Not all exchange rates are created equal, and when it comes to cash, you want the best bang for your buck. Plan out your budget for your trip, and then head to your local bank or credit union to get the best exchange rates before your trip. If you’re taking an extended vacation, it may not be feasible or practical to withdraw all of your cash ahead of time. If that’s the case, see if your bank is part of the Global ATM Network where you won’t have any fees tacked on to your transaction if you use one of the banks in-network. Whatever you do, though, don’t exchange money at the airport or any random ATM you find in an offbeat location unless it’s an emergency, or you’ll end up paying for that convenience in hefty fees.
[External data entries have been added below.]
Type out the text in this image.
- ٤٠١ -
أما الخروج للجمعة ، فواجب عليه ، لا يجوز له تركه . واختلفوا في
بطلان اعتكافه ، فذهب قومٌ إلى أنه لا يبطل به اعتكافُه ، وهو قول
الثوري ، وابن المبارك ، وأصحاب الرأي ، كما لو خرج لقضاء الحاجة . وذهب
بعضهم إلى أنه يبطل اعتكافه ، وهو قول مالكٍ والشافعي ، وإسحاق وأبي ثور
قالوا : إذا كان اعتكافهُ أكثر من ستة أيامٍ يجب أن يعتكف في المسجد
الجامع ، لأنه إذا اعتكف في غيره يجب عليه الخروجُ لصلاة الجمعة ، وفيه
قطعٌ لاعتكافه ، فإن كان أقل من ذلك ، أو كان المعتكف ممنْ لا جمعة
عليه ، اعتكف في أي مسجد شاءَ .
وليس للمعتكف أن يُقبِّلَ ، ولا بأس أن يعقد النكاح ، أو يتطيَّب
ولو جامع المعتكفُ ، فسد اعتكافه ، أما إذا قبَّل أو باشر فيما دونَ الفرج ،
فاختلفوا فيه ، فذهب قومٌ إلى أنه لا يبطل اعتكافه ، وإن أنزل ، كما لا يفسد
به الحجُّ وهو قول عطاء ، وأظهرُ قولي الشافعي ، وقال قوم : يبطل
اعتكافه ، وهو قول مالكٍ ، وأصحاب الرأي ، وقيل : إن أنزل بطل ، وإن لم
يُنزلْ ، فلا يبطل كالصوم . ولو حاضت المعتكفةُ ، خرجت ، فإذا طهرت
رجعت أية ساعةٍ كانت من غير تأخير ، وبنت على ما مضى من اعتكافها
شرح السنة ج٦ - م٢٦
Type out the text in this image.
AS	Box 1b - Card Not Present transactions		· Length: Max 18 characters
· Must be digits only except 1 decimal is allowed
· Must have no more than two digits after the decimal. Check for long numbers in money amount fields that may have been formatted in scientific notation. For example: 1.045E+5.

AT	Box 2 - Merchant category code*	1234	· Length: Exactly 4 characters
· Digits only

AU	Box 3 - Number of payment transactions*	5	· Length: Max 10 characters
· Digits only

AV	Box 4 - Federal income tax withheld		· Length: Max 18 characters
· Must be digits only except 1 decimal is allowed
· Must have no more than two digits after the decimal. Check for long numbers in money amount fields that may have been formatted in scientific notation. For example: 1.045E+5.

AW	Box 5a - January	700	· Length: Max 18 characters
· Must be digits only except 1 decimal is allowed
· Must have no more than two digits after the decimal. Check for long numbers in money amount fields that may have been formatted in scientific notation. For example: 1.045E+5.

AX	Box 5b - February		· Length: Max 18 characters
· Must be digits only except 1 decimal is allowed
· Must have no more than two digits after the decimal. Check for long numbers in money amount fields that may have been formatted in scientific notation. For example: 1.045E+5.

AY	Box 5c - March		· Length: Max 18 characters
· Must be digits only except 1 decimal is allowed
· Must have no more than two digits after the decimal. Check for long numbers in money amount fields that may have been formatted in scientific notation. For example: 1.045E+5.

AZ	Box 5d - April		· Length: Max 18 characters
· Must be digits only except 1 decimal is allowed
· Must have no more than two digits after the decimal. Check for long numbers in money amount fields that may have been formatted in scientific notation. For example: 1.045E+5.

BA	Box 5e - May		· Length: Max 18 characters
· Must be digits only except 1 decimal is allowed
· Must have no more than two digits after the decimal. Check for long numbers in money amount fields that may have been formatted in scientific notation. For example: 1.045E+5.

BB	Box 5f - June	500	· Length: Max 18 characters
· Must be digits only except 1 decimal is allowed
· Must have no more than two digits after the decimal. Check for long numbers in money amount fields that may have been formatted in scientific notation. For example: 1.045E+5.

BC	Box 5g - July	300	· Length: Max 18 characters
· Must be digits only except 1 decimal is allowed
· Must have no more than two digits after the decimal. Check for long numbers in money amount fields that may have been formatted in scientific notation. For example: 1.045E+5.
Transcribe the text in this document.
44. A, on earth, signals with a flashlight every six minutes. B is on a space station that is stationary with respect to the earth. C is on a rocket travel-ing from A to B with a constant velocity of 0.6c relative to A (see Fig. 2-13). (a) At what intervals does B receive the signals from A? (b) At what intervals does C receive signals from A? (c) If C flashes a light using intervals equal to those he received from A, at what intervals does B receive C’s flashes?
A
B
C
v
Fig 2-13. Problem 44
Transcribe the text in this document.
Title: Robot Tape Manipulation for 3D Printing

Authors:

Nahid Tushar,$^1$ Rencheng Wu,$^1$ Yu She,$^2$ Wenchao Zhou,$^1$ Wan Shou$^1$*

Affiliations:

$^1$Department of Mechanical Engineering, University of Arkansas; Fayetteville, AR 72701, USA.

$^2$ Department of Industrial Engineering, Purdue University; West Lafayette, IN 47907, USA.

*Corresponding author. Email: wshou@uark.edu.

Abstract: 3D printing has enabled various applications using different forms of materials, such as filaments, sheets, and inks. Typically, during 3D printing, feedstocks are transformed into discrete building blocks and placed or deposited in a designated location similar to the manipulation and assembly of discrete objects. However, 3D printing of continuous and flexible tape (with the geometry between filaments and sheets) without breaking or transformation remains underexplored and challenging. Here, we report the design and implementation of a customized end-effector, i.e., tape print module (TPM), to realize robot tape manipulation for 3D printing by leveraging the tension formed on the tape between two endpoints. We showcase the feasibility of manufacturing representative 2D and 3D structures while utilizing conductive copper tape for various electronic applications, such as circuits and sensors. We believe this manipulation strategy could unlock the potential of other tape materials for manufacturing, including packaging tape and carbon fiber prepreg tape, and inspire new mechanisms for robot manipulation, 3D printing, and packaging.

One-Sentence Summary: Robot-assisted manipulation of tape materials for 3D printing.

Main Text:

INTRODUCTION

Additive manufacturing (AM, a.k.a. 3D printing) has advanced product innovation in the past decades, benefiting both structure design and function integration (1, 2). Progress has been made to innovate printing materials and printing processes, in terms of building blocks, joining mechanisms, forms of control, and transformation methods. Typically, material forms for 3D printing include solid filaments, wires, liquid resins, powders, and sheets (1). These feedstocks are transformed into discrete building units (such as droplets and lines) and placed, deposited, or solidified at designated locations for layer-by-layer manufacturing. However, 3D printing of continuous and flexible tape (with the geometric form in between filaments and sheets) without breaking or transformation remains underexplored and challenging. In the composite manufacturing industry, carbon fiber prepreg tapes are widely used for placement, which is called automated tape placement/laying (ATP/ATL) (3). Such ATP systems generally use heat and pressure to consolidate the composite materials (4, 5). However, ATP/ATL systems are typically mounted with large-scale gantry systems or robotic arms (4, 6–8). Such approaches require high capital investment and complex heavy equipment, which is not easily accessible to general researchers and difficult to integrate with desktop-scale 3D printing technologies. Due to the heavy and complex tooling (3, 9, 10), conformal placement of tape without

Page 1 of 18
Airports and little currency exchange offices are notorious for having bad exchange rates. You’ll want to reserve these as a last resort.
2.) Do you have the right credit card for international travel?
Foreign transaction fees are an easy money maker for credit card companies. It’s a charge that can cost you anywhere from 2 to (a whopping) 4 percent of your total bill. The conundrum is that credit cards also happen to offer some of the best exchange rates at any given moment, so it’s beneficial to use them over other methods while traveling. To avoid these fees depleting your vacation fund, you’ll want to verify that your card has no foreign transaction fees. If your credit card does have those fees, it might be time to apply for one that doesn’t charge you. A few of the best credit cards to use abroad with no fee are the American Express Gold Card, Capital One VentureOne Card and the Chase Sapphire Preferred. As each card is different, you should choose the one that fits your specific needs best. Another common occurrence while traveling is merchants asking if you want your card charged in your home country’s currency. As comforting as it may be to see familiar money on the screen, don’t fall for it. Charge everything in the local currency and let your credit card do the exchange to get the best rate.
3.) Can you use a debit card?
If you thought you could avoid the credit card mess by using your debit card, we’re sorry to burst your bubble. These foreign transaction fees also carry over to bank debit cards, unless you have a Capital One 360 or Discover Bank account. If you don’t have either of those, your best bet is to use a credit card that doesn’t charge foreign transaction fees. Another option is to stop by a participating foreign ATM if your bank is a member of the Global ATM network.
When trying to maximize your dollar, the key is to plan ahead. It’s when you don’t plan ahead that you are most likely to get caught on the bad side of an exchange rate or slapped with a foreign transaction fee.